I was quite a fan of the original series of Melrose Place, screened on Sky one in the early 1990s. Melrose Place was the slightly more grown up spin off of Beverley Hills 90210, and as I enjoyed that I decided to watch this series. I was only 14 at the time Season 2 was aired in 1993, but I have recently rewatched the series to see if it was as good as I remembered. Melrose Place is named after the apartment block that this group of twenty something characters live in. It follows the lives and loves of this random group of people who are friends as well as neighbours.
I felt that the first season was pretty dire in places due to some dodgy acting, but by series two there had been a slight cast reshuffle to get rid of some of the weaker characters (Sandy and Rhonda) and I felt that the remaining cast members and new additions had begun to find their confidence and the show was a lot stronger as a result.
One of the strong plot lines again throughout the series is the on/off relationship between Alison Parker (Courtney Thorne Smith) and Billy Campbell (Andrew Shue). The road is never smooth between this pair, and we see them planning a wedding, but also Alison having some disturbing dreams which lead to her seeing a psychiatrist. She has a lot to make her messed up with her ex partner from Series One, Keith, being a threatening presence.
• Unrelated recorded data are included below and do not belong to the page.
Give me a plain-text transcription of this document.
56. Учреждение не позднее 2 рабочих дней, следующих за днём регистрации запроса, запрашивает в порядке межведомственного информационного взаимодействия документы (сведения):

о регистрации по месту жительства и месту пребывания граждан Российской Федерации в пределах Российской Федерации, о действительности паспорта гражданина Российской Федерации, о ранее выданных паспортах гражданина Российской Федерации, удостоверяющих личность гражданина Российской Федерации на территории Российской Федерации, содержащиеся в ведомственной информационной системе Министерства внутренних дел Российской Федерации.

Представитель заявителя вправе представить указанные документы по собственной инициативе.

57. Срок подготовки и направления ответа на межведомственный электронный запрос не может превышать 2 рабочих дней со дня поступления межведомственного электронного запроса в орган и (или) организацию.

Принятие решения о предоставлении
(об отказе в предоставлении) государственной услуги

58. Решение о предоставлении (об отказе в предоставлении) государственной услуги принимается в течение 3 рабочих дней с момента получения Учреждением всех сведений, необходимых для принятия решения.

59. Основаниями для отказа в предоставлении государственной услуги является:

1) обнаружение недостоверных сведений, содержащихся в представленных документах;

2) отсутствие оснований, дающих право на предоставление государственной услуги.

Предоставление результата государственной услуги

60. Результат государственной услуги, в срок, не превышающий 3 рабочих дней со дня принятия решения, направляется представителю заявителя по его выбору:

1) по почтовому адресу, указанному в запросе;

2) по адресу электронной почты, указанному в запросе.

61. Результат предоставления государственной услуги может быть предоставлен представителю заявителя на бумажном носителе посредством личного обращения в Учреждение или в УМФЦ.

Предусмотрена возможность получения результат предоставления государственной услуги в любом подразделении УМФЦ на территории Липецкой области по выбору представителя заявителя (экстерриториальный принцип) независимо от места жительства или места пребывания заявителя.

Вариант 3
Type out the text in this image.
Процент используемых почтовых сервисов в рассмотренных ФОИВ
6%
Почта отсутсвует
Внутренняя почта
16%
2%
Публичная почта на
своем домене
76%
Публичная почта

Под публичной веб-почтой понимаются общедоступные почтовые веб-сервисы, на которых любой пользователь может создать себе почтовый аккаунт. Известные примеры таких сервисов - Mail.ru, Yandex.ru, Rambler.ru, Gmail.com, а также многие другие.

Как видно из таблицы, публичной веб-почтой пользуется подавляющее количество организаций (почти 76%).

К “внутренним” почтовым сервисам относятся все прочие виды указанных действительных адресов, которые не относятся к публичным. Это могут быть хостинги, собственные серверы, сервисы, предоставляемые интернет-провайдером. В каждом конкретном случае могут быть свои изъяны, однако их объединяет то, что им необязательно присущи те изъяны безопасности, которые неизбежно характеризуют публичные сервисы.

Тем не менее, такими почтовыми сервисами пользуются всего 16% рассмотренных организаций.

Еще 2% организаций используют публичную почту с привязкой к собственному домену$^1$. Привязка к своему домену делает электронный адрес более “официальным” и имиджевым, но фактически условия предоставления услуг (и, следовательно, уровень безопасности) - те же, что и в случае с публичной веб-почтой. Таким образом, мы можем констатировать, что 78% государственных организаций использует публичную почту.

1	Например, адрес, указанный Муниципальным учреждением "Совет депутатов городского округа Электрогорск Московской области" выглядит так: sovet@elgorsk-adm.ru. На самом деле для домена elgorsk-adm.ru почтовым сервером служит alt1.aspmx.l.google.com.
Another long running plot is serial adulterer, Michael Mancini (Thomas Calabro) who cheats on his wife Jane (Josie Bisset) with fellow Dr Kimberley Shaw (Marcia Cross or Bree from Desperate Housewives) , and then cheats on them both with Janes sister and new cast member, Sydney Andrews played by Laura Leighton. Laura is a strong addition to the cast, with a need to be liked by all, and a tendency to walk her way into trouble. Following the developments in these twisted relationships is really hard work.
Another relative newcomer, Jo Reynolds (Daphne Zuniga) finds herself involved with an old school friend after a reunion, but this is a very dangerous situation for her to be in, and she will end up financially and emotionally damaged by the consequences of this relationship.
Amanda Woodward (Heather Locklear) also moves to a more prominent role in the show, when she buys the apartment block they live in and moves into one of the apartments. She is still an obstacle in Billy and Alison's relationship, and she offends Jo when she starts a rebound relationship with Jake. We see a bit more of a vulnerable side to Amanda this season, when we see her Dad working illegally, and how she actually allows herself to open up to Jake and reveal her insecurities. Its also interesting to meet Amanda's mother in this series and learn how Amanda became the person she currently shows everyone.
I found the plot lines were a bit less of a cliche in this series, and there were some decent issues being dealt with, such as Matt Fielding (Doug Savant) marrying someone to help them remain in America rather than being deported, and the issues being covered were tackled sensitively and in a moralistic way allowing you to see other sides, not just what the media might tell you on some of them.
Like Series one, this is quite a long series compared to more modern tv series with 32 episodes. I felt that the tension was being built up really well throughout the episodes until we reached the cliffhanger at the end of the season.
There was enough to keep me entertained through these episodes without switching off. Plotlines are manipulative, and though some of it is still a bit over acted and over the top, the show is definitely now in its stride. This was a really strong season and not one cast member was a let down for me.